I don't get onomatopoeias! It's as hard to spell as it is to understand!
Before you get too overwhelmed, let's start with the basic definition of onomatopoeia. According to the CliffsNotes Literary Terms & Poetry Glossary, onomatopoeia is:
The use of words whose sound suggests their meaning. Examples are "buzz," "hiss," or "honk."
In other words: written sound effects. I'm not sure what "onomatopoeia" is supposed to sound like, but it does sound odd — so maybe that can help you remember what the term means.
It's true that some instances of onomatopoeia are easier to identify than others. The most obvious examples stand out like a fight scene from an old TV episode of Batman: Ka-pow! Bonk! Zing! However, chances are that the poems you study in your literature class employ a subtler type of this device.
Poets usually intend for their work to be read out loud, so they choose their words based on the way they sound. Sometimes that means rhyming words, or alliteration (repetition of a particular consonant), or assonance (repetition of a particular vowel sound) — or onomatopoeia. When a poet uses onomatopoeia, the sound effects you hear will usually reinforce the overall theme of the poem. Often, this device shows up not as a single word, but as a cumulative effect. For example, instead of using the obvious sound-effect word buzz to represent the sound of bees, Tennyson uses several words with a repeating mmm sound to create a bee-like effect in Come Down O Maid:
The moan of doves in immemorial elms,
And murmuring of innumerable bees
You wouldn't ordinarily think of immemorial is an example of onomatopoeia, but it becomes one when used in this clever way. So, rather than trying to memorize a list of all the possible onomatopoeia words, instead practice listening for the sound effects as you read a poem (especially if that poem is about something that makes noise!).

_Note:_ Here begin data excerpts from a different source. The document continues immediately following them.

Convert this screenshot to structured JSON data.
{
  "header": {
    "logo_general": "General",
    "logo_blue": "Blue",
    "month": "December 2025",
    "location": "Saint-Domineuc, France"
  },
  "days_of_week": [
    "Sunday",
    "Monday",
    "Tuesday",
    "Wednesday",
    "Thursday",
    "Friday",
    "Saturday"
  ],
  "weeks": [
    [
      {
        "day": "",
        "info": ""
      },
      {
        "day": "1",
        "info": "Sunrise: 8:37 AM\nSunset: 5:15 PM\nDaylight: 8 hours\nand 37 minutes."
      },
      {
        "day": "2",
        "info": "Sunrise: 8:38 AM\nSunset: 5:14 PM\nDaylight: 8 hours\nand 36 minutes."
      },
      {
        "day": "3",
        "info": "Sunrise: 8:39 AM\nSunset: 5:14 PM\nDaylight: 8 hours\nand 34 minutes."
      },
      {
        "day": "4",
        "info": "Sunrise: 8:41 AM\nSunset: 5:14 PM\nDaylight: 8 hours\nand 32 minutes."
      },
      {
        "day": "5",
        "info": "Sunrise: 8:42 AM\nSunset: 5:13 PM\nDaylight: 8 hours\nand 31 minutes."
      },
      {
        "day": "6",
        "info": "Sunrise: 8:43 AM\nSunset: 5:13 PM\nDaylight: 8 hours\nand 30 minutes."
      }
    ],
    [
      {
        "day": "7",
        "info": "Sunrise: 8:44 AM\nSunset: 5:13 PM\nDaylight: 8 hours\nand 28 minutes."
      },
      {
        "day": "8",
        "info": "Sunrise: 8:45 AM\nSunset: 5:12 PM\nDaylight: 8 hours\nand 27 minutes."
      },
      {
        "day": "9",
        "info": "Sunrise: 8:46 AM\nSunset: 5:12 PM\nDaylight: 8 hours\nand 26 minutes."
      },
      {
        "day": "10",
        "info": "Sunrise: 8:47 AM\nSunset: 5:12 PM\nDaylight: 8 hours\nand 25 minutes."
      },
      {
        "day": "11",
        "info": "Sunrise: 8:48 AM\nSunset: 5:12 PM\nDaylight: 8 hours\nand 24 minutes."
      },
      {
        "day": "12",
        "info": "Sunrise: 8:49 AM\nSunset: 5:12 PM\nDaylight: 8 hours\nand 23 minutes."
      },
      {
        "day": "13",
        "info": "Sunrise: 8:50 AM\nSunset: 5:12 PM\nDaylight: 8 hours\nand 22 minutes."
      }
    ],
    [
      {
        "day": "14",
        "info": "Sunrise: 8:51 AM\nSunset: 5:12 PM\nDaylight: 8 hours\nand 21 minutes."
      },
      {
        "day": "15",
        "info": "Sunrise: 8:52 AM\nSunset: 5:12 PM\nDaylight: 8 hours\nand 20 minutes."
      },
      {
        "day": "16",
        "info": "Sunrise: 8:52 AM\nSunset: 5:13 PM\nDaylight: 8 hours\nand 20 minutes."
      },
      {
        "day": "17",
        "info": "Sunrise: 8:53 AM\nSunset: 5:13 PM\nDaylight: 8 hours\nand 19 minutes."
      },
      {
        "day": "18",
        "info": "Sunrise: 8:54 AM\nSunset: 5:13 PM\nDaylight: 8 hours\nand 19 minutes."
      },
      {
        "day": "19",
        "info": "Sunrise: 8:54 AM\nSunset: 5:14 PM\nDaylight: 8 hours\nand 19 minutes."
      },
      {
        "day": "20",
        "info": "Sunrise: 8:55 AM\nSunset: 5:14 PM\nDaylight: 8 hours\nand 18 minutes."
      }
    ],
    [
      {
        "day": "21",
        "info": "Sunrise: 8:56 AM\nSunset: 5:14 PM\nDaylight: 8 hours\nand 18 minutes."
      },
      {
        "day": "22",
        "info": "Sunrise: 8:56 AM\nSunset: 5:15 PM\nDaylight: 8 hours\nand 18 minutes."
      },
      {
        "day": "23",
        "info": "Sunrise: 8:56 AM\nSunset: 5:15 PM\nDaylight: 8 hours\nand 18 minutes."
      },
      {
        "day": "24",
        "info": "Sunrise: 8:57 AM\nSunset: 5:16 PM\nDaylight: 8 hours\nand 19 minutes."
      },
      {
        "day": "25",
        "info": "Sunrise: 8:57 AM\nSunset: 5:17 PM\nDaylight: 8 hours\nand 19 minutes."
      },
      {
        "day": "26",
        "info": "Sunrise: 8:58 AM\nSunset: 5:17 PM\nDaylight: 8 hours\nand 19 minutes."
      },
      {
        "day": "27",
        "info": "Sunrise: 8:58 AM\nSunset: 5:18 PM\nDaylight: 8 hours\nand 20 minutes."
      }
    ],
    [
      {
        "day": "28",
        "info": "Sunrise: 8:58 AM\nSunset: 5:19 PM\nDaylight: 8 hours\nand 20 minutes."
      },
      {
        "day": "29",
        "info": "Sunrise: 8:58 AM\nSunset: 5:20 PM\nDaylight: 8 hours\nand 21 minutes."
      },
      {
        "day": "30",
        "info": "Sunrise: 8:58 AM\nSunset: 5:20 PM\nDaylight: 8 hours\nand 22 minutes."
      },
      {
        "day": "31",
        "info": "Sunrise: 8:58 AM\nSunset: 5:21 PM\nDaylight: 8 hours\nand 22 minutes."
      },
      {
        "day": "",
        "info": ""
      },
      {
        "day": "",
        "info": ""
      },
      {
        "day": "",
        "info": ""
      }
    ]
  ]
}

Here's one more famous example of onomatopoeia. Read this excerpt from The Bells, by Edgar Allan Poe, out loud and listen for how the words create all sorts of bell-like sounds:
Hear the sledges with the bells —
Silver bells!
What a world of merriment their melody foretells!
How they tinkle, tinkle, tinkle,
In the icy air of night!
While the stars that over sprinkle
All the heavens, seem to twinkle
With a crystalline delight;
Keeping time, time, time,
In a sort of Runic rhyme,
To the tintinnabulation that so musically wells
From the bells, bells, bells, bells,
Bells, bells, bells —
From the jingling and the tinkling of the bells.